For the PGR, Brazil continues to fail to comply with the 11th point of the sentence, regarding the non-application of the statute of limitations to international crimes of slave labor.

The ADPF also cites the decision of the 4th panel of the Federal Regional Court of the 1st Region, which considered the crime of work analogous to slavery to be inapplicable when assessing, in 2018, exactly the case of the 85 workers rescued from the Brasil Verde farm 18 years earlier. With that, he denied the request to suspend a criminal investigation procedure opened by the Federal Public Prosecutor’s Office.

Based on the decision of the Inter-American Court, the TRF-1 argued that there is no time limit for criminal prosecution, that is, for the entire path between investigation, prosecution and conviction in a case of contemporary slavery.
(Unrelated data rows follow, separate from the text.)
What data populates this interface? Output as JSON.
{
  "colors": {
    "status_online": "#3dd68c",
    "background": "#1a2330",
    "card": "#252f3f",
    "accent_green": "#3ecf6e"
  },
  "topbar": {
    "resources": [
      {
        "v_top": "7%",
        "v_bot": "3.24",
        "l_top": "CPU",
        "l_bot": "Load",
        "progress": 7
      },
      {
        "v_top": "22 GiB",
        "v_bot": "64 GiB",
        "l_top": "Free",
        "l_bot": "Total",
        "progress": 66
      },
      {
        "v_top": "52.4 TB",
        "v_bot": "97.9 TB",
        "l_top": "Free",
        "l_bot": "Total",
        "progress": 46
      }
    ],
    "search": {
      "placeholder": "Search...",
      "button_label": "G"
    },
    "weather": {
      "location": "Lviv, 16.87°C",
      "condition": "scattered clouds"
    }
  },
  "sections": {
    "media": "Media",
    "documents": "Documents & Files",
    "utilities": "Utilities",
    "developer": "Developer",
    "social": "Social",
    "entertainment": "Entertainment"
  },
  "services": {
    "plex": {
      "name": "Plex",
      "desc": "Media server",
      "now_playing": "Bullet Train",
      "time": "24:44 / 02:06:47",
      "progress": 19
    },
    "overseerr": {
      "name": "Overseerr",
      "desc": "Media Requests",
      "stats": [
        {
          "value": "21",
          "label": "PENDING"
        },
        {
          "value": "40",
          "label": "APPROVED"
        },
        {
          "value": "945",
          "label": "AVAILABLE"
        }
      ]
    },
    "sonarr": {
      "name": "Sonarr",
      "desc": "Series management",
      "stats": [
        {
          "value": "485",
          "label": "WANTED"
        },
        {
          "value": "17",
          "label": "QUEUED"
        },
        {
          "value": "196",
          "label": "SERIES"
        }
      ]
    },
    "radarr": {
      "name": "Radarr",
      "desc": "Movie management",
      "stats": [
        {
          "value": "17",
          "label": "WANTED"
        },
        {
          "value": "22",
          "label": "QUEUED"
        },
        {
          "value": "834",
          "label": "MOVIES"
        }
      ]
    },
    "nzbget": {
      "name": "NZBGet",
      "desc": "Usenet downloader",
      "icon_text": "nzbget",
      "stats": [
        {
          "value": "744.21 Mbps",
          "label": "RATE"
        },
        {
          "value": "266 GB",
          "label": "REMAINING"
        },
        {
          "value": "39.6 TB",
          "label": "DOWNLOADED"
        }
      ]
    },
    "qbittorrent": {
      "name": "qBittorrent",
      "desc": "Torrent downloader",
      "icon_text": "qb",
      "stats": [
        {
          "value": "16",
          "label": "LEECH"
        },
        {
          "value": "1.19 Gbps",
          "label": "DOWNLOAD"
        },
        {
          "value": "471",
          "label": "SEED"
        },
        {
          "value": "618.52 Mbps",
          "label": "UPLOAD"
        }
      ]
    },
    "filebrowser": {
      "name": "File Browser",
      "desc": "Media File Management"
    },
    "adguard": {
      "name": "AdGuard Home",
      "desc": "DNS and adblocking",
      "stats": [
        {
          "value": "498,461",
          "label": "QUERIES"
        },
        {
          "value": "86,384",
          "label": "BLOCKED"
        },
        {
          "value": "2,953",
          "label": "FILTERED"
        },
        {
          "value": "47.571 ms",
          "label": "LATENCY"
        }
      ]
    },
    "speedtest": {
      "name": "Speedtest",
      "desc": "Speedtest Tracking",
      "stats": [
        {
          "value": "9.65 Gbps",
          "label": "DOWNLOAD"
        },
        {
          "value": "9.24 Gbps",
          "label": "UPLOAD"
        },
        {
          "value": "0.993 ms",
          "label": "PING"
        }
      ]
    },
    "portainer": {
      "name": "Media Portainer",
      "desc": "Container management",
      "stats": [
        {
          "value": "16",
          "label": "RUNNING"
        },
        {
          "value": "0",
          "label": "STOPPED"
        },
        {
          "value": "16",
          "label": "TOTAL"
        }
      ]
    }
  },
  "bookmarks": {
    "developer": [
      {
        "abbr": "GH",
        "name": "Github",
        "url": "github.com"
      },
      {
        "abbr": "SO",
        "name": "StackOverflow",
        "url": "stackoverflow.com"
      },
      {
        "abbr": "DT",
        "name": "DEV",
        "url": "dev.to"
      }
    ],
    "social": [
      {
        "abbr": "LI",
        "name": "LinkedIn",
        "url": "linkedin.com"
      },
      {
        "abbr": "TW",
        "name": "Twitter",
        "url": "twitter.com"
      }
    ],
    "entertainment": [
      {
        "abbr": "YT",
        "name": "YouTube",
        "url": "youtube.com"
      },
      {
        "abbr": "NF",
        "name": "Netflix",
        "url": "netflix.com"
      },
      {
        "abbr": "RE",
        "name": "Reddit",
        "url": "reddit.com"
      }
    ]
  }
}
“Impunity is a fundamental factor in the recurrence of the crime of slave labor. It’s like saying to slavers: they can continue, because nothing bad can happen to them, ‘Justice guarantees'”, Friar Xavier said to the column. plassatcoordinator of the national campaign to combat slavery of the Pastoral Land Commission – one of the organizations that brought Brazil into action in the Brasil Verde case.

“The decision of the Inter-American Court is crystal clear: the condemnation of slave labor is a crime against humanity. No statute of limitations is acceptable”, he concludes.

Slave labor today in Brazil

The Lei Áurea abolished formal slavery in May 1888, which meant that the Brazilian State no longer recognized that someone owned someone else. However, situations persisted that turned people into disposable instruments, denying them their freedom and dignity.

Since the 1940s, the Brazilian Penal Code provides for the punishment of this crime. These forms are called contemporary slave labor, contemporary slavery, conditions analogous to those of slavery.

According to Article 149 of the Penal Code, four elements can define contemporary slavery here: forced labor (which involves curtailing the right to come and go), debt servitude (a bondage linked to debts, often fraudulent), degrading conditions (work that denies human dignity, putting health and life at risk) or exhausting hours (leading the worker to complete exhaustion given the intensity of exploitation, also putting his health and life at risk).

Since the creation of special mobile inspection groups, the basis of the system to combat slavery in the country, in May 1995, more than 60,000 workers have been rescued and R$ 127 million paid to them in amounts owed.

Reports of slave labor can be made confidentially in the Ipê System, a system launched in 2020 by the Labor Inspection Secretariat (SIT) in partnership with the International Labor Organization (ILO). Official data on combating slave labor are available on SIT’s Slave Labor Radar.